Ball-tampering: Australian Cricketer's Association questions severity of bans

March 29, 2018 13:56 IST

Cameron Bancroft and Steve Smith at a press conference confessing their act of ball-tampering on Day 3 of the 3rd Test vs South Africa in Cape Town on Saturday

IMAGE: Cameron Bancroft and Steve Smith at a press conference confessing their act of ball-tampering on Day 3 of the 3rd Test vs South Africa in Cape Town on Saturday. Photograph: Ashley Vlotman/Gallo Images/Getty Images

The Australian Cricketer's Association (ACA) has questioned "a number of glaring and clear anomalies" in the process leading to Steve Smith, David Warner and Cameron Bancroft being handed lengthy bans for their roles in a ball-tampering scandal.

Former skipper Smith and vice-captain Warner were banned for a year, and Bancroft for nine months after Cricket Australia (CA) held them guilty of conspiring to "change the condition of the ball" in last week's third Test against South Africa.

 

The case caused public outrage in Australia but the sentences have been criticised in some quarters as being disproportionately harsh, including by former Australian spin bowler Shane Warne.

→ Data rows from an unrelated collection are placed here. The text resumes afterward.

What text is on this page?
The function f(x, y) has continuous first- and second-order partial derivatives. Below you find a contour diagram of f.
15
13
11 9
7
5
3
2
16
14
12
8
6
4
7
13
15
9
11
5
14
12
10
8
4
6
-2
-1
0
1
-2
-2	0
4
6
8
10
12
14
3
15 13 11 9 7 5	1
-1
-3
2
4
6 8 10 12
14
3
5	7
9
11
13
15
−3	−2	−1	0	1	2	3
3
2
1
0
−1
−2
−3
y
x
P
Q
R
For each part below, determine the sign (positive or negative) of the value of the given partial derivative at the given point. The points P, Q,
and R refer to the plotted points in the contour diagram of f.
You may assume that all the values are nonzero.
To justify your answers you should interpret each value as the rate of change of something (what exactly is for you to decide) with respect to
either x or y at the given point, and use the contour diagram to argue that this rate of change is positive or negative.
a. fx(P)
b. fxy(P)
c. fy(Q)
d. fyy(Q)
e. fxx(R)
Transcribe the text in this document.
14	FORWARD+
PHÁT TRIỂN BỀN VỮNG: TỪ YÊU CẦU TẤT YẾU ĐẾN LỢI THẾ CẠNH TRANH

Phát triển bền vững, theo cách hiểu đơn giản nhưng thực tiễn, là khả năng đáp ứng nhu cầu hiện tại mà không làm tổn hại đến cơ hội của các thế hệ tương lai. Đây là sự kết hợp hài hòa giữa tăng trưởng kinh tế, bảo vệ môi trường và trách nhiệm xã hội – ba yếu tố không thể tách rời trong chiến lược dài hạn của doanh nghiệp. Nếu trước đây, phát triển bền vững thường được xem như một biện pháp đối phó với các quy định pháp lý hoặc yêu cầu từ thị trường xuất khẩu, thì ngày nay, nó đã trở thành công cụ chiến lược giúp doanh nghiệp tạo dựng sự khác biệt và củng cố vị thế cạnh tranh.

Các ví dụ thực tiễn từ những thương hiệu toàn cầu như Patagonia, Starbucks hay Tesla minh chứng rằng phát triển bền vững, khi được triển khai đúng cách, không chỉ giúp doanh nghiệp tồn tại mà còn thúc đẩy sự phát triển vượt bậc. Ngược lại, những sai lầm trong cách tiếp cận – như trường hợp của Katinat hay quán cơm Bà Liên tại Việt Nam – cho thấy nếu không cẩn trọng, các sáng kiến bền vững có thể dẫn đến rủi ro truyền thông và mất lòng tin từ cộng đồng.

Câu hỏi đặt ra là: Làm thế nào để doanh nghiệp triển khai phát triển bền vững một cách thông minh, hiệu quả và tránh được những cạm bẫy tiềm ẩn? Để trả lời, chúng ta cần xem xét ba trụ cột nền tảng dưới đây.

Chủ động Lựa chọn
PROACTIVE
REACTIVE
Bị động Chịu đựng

The ACA, which represents professional first-class cricketers, called for a proposed review into Australia's cricketing culture to be fully independent and extend to the CA's response to the scandal.

"There are a number of glaring and clear anomalies in the process to date which causes the ACA to query the severity and proportionality of the proposed sanctions," the organisation said in a statement on Thursday.

Listing the anomalies, the ACA pointed out that the bans imposed by CA were considerably lengthier than any that the world governing body (ICC) had handed down in the past for similar offences.

It also questioned why CA's public statements had not referenced contextual factors "including the environment in South Africa during the series" and criticised the rush to put the players before the media without considered and coherent advice.